We consider hypothesis testing in this note.

Question
What is $p$-value?
Solution

A $p$-value is the probability, assuming null hypothesis $H_0$ is true, of observing a test statistic at least as extreme as the one actually obtained. Suppose the observed test statistic is $t$, and under $H_0$ the statistic $T$ has a known reference distribution.
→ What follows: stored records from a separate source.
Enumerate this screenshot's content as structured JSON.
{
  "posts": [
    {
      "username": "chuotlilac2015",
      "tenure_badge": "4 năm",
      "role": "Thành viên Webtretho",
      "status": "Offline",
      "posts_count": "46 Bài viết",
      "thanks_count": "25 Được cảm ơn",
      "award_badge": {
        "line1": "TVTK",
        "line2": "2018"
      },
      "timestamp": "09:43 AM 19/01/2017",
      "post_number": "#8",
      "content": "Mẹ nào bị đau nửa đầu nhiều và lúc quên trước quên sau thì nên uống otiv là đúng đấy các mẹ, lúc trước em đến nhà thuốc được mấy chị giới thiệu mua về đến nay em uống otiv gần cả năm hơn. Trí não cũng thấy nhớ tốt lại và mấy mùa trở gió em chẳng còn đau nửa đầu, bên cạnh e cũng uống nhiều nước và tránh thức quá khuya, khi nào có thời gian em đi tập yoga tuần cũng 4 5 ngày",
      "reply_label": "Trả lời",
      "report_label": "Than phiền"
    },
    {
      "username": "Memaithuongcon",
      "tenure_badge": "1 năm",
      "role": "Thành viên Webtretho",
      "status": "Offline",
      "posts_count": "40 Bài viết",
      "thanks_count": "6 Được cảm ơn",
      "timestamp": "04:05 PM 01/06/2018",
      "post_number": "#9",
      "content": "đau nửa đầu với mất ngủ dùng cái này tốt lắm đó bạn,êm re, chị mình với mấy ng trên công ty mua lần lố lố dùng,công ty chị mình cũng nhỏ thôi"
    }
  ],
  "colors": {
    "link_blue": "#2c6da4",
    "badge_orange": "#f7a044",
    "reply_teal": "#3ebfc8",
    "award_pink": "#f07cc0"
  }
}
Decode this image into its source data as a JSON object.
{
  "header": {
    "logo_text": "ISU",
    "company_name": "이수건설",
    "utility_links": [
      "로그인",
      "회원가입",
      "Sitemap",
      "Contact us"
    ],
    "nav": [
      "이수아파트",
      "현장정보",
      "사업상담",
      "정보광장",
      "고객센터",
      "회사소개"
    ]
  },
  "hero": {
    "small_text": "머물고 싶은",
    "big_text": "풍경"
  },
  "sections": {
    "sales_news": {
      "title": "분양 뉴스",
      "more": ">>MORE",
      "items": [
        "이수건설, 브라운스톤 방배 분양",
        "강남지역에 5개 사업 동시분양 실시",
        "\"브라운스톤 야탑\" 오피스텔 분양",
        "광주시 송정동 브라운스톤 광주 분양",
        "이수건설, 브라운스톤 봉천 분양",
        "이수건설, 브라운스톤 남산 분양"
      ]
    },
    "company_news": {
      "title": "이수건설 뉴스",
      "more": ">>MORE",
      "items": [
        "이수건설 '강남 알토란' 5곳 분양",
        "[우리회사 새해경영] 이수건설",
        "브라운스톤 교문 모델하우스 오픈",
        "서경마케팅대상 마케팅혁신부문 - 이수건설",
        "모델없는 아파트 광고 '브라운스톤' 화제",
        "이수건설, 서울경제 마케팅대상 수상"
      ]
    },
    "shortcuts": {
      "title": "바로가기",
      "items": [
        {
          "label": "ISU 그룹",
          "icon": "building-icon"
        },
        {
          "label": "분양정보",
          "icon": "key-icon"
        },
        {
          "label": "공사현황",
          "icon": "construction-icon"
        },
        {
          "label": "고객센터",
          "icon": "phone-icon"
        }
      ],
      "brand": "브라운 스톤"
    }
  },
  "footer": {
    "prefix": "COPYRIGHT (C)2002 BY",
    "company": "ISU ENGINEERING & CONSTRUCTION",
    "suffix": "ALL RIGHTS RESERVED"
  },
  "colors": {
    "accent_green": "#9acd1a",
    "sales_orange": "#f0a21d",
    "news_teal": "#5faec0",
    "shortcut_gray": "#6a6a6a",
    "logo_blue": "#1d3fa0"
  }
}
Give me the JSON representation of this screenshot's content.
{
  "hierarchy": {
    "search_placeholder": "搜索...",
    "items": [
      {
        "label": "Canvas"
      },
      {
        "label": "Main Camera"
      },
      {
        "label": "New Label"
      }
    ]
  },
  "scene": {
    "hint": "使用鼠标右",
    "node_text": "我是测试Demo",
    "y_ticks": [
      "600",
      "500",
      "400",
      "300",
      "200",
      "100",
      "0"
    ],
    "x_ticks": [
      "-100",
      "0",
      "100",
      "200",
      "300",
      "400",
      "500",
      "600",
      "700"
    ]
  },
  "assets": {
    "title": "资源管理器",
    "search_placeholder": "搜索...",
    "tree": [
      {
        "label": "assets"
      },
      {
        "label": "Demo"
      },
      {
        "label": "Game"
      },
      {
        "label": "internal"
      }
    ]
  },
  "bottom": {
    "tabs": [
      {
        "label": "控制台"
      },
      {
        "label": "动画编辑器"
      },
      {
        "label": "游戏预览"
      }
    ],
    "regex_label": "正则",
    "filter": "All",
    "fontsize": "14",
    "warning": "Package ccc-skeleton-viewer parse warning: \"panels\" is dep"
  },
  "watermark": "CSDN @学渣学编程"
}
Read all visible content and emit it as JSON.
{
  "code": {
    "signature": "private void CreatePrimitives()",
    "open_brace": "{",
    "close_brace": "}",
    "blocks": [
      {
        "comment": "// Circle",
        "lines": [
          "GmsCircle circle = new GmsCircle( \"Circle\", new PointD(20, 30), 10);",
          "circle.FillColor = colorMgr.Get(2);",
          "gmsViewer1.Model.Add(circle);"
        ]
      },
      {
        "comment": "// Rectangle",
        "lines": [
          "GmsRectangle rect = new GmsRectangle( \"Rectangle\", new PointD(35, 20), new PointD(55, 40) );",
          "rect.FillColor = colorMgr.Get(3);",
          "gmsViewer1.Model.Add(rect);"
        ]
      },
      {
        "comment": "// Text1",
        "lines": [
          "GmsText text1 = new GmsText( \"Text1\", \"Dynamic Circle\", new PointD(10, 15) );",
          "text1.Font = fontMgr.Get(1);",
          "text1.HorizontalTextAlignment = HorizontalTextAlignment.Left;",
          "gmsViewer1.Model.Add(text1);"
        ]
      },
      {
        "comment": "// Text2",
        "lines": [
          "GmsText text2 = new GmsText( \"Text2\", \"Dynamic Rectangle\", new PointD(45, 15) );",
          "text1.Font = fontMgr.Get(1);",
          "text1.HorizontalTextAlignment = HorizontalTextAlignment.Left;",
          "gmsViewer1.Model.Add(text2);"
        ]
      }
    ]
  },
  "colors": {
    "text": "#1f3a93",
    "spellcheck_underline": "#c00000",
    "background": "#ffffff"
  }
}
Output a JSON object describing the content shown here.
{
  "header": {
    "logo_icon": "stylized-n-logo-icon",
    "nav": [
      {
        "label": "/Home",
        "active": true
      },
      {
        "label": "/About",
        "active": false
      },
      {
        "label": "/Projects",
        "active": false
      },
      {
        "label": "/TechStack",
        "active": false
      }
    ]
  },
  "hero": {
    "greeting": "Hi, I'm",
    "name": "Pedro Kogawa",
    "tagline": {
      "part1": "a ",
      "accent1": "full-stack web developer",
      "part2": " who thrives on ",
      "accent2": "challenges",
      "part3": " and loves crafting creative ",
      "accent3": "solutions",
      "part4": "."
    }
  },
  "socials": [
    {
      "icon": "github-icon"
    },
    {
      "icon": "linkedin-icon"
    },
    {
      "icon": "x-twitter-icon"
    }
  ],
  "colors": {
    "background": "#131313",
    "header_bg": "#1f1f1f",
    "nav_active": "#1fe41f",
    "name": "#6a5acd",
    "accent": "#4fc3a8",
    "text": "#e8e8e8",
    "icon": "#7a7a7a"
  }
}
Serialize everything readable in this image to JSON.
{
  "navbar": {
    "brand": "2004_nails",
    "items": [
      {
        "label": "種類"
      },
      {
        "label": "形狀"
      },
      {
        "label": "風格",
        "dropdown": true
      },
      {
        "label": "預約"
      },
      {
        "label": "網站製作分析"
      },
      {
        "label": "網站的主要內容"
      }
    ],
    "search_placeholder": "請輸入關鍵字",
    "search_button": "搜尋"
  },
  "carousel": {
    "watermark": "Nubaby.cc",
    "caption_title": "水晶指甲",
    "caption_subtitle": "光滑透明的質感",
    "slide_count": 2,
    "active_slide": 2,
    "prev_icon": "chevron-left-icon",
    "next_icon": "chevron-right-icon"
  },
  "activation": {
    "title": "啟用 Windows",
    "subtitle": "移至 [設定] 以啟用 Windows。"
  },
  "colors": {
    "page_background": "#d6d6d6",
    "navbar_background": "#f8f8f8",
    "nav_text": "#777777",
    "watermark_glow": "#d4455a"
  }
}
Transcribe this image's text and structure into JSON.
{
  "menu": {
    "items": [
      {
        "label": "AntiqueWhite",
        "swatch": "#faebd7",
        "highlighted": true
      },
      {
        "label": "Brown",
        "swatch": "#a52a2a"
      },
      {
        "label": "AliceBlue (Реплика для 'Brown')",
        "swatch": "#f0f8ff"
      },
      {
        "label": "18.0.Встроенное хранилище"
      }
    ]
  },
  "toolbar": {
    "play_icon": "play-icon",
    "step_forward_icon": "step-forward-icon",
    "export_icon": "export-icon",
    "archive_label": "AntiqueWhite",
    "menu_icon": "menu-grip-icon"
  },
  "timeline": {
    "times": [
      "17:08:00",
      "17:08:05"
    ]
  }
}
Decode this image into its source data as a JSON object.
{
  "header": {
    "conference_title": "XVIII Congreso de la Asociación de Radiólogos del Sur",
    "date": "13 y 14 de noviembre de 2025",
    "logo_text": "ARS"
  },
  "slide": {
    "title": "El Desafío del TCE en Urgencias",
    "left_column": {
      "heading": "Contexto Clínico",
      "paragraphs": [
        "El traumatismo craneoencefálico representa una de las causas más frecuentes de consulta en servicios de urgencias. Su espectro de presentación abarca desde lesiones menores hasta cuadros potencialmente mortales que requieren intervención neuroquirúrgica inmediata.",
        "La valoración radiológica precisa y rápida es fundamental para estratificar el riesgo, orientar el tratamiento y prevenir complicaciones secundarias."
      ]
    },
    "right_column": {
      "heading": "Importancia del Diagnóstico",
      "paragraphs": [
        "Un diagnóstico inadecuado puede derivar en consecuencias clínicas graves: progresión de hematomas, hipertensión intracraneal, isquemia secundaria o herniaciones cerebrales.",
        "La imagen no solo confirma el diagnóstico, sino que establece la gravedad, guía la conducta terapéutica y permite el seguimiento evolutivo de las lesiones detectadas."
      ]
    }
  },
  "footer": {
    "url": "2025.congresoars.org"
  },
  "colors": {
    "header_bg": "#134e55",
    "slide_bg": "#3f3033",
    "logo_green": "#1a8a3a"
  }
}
For a right-tailed test, $$ p = \mathbb{P}(T \ge t \mid H_0). $$

For a left-tailed test, $$ p = \mathbb{P}(T \le t \mid H_0). $$

For a two-sided test, when the null distribution is symmetric,

$$ p = \mathbb{P}(|T| \ge |t| \mid H_0) = 2\min\bigl\{\mathbb{P}(T \ge t \mid H_0),\; \mathbb{P}(T \le t \mid H_0)\bigr\}. $$

A smaller $p$-value means the observed result would be less likely under $H_0$, and therefore provides stronger evidence against the null hypothesis. However, a $p$-value is not the probability that $H_0$ is true.

Question
How many coin tosses $n$ are needed to determine whether a coin is fair?
Solution

No finite number of tosses can prove that a coin is exactly fair. Instead, we perform a hypothesis test: $$ H_0: p=\frac12, \qquad H_1: p\ne \frac12. $$

Let $H$ be the number of heads in $n$ tosses, and let $$ \hat p = \frac{H}{n}. $$ Under $H_0$, we have $$ H \sim \mathrm{Binomial}\left(n,\frac12\right), $$ and for large $n$, $$ \hat p \approx \mathcal{N}\left(\frac12,\frac{1}{4n}\right). $$

For a two-sided test at significance level $\alpha$, we reject $H_0$ when $$ \left|\hat p-\frac12\right| \ge z_{1-\alpha/2}\frac{1}{2\sqrt{n}}. $$

If we want to detect deviations of size at least $\delta$, we require $$ z_{1-\alpha/2}\frac{1}{2\sqrt{n}} \le \delta. $$ Solving for $n$ gives $$ n \ge \frac{z_{1-\alpha/2}^2}{4\delta^2}. $$

For example, at the $5%$ significance level, $z_{0.975}=1.96$, so $$ n \ge \frac{1.96^2}{4\delta^2} = \frac{0.9604}{\delta^2}. $$

Thus, the required number of tosses depends on the smallest deviation $\delta$ from fairness that one wants to detect.

Question
How does one test whether a model hypothesis is good?
Solution

A model hypothesis is judged primarily by how well it performs on unseen data and not just on the training set. We measure out-of-sample error.

Let the model be $\hat f$, trained on a training dataset. We then evaluate it on a separate validation or test dataset that was not used during fitting. If the loss function is $\ell(\hat f(x), y)$, the out-of-sample error is estimated by $$ \frac{1}{m}\sum_{i=1}^m \ell(\hat f(x_i), y_i), $$ where $(x_i,y_i)$ are held-out samples.

Common ways to assess:

  1. Train/validation/test split: fit on training data, tune on validation data, and report final performance on test data.
  2. Cross-validation: repeatedly split the data into training and validation folds and average the results. This is useful when the dataset is small.
  3. Compare training error and out-of-sample error:
    • low training error and low test error $\Rightarrow$ good fit,
    • low training error but high test error $\Rightarrow$ overfitting,
    • high training error and high test error $\Rightarrow$ underfitting.
  • Key: reasonable stability across different data splits.
Question
Suppose one perform the same hypothesis test on two datasets, with sample sizes $n_1$ and $n_2$, and both produce a $p$-value of $0.04$. Which result is more trustworthy?
Solution

The result based on the larger sample size is more trustworthy since the underlying quantities are estimated more precisely.

For example, if we are estimating a probability parameter $p$ by a sample proportion, $$ \hat p = \frac{1}{n}\sum_{i=1}^n I_i, $$ where $I_i$ is an indicator variable with $ I_i \sim \mathrm{Bernoulli}(p), $ then $ \mathbb{E}[\hat p] = p, \mathrm{Var}(\hat p) = {p(1-p)}/{n}. $ So the standard deviation is $ \sqrt{{p(1-p)}/{n}}. $

When $n$ is large, a $95\%$ confidence interval is approximately $ \hat p \pm 1.96\sqrt{{p(1-p)}{n}}. $ Thus, as $n$ increases, the confidence interval becomes narrower at rate $1/\sqrt{n}$. Therefore, if $n_2 > n_1$, then the estimate based on $n_2$ has smaller variance.